🤖 AI Summary
This work addresses the challenge of accurately reconstructing complex isomeric structures in mass spectrometry–driven molecular generation, a task hindered by conventional methods that neglect higher-order many-body interactions. To overcome this limitation, we propose MBGen, a novel framework that, for the first time, explicitly models many-body interactions in this context, moving beyond traditional atom-centered and pairwise interaction paradigms. Built upon a diffusion model architecture, MBGen integrates a many-body attention mechanism, high-order graph neural networks, and mass spectral fragment fingerprint encoding to enable end-to-end de novo molecular generation with explicit isomer differentiation. Evaluated on the NPLIB1 and MassSpecGym benchmarks, MBGen outperforms state-of-the-art methods by up to 230%, demonstrating substantially enhanced capability in modeling non-local fragmentation mechanisms and complex spectral patterns.
📝 Abstract
Molecular structure generation from mass spectrometry is fundamental for understanding cellular metabolism and discovering novel compounds. Although tandem mass spectrometry (MS/MS) enables the high-throughput acquisition of fragment fingerprints, these spectra often reflect higher-order interactions involving the concerted cleavage of multiple atoms and bonds-crucial for resolving complex isomers and non-local fragmentation mechanisms. However, most existing methods adopt atom-centric and pairwise interaction modeling, overlooking higher-order edge interactions and lacking the capacity to systematically capture essential many-body characteristics for structure generation.

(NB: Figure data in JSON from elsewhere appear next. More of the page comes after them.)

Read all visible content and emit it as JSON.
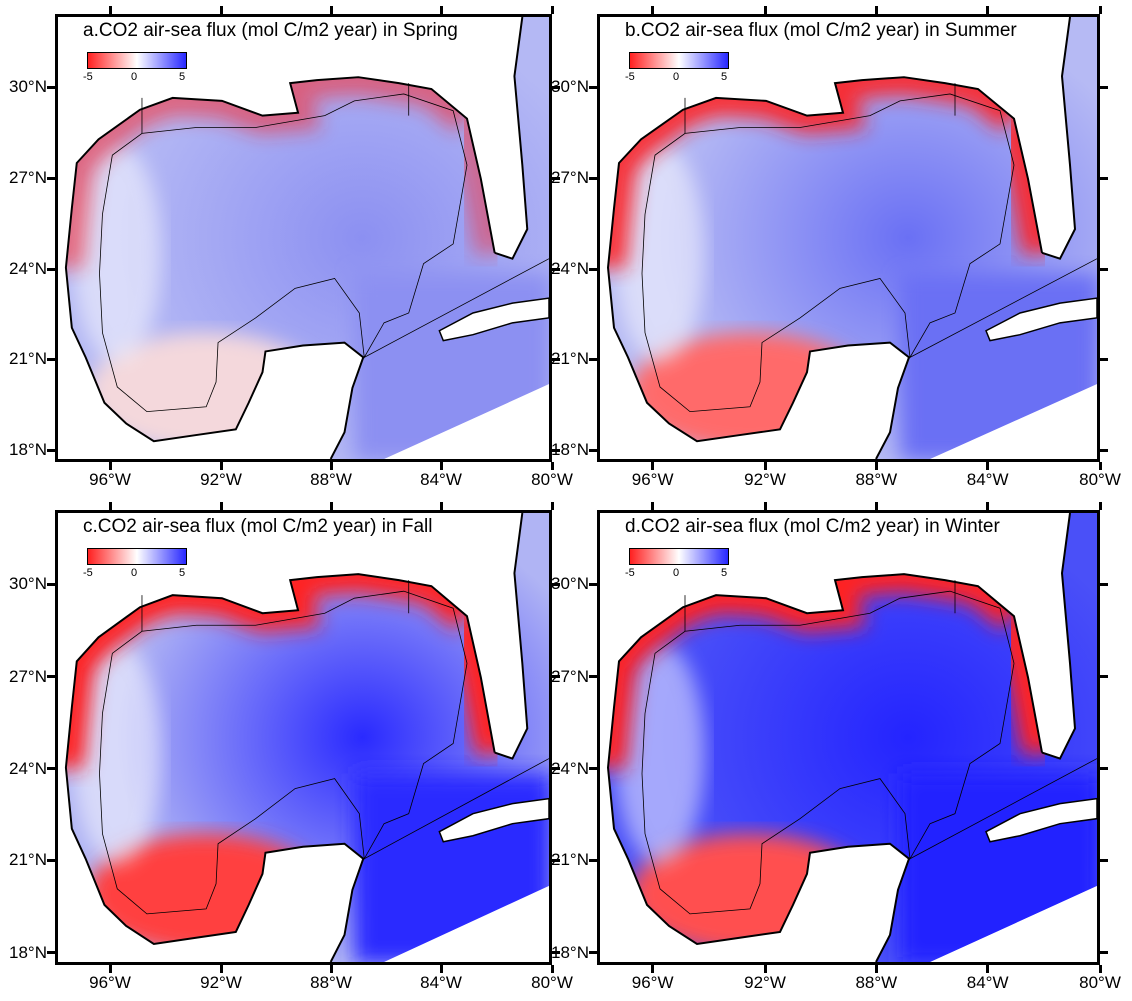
{
  "panels": [
    {
      "id": "a",
      "title": "a.CO2 air-sea flux (mol C/m2 year) in Spring",
      "water": "#b4b8f4",
      "deep": "#8c90f2",
      "red_strength": 0.55,
      "south": "#f4d8dc",
      "florida": 0.45
    },
    {
      "id": "b",
      "title": "b.CO2 air-sea flux (mol C/m2 year) in Summer",
      "water": "#b6baf4",
      "deep": "#6a70f4",
      "red_strength": 0.9,
      "south": "#ff6a6a",
      "florida": 0.9
    },
    {
      "id": "c",
      "title": "c.CO2 air-sea flux (mol C/m2 year) in Fall",
      "water": "#b0b4f4",
      "deep": "#2a2aff",
      "red_strength": 1.0,
      "south": "#ff4040",
      "florida": 1.0
    },
    {
      "id": "d",
      "title": "d.CO2 air-sea flux (mol C/m2 year) in Winter",
      "water": "#4a50f8",
      "deep": "#2424ff",
      "red_strength": 1.0,
      "south": "#ff5050",
      "florida": 1.0
    }
  ],
  "colorbar": {
    "ticks": [
      "-5",
      "0",
      "5"
    ],
    "low_color": "#ff2020",
    "mid_color": "#ffffff",
    "high_color": "#2828ff"
  },
  "lat_ticks": [
    "30°N",
    "27°N",
    "24°N",
    "21°N",
    "18°N"
  ],
  "lon_ticks": [
    "96°W",
    "92°W",
    "88°W",
    "84°W",
    "80°W"
  ]
}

To overcome these limitations, we present MBGen, a Many-Body enhanced diffusion framework for de novo molecular structure Generation from mass spectra. By integrating a many-body attention mechanism and higher-order edge modeling, MBGen comprehensively leverages the rich structural information encoded in MS/MS spectra, enabling accurate de novo generation and isomer differentiation for novel molecules. Experimental results on the NPLIB1 and MassSpecGym benchmarks demonstrate that MBGen achieves superior performance, with improvements of up to 230% over state-of-the-art methods, highlighting the scientific value and practical utility of many-body modeling for mass spectrometry-based molecular generation. Further analysis and ablation studies show that our approach effectively captures higher-order interactions and exhibits enhanced sensitivity to complex isomeric and non-local fragmentation information.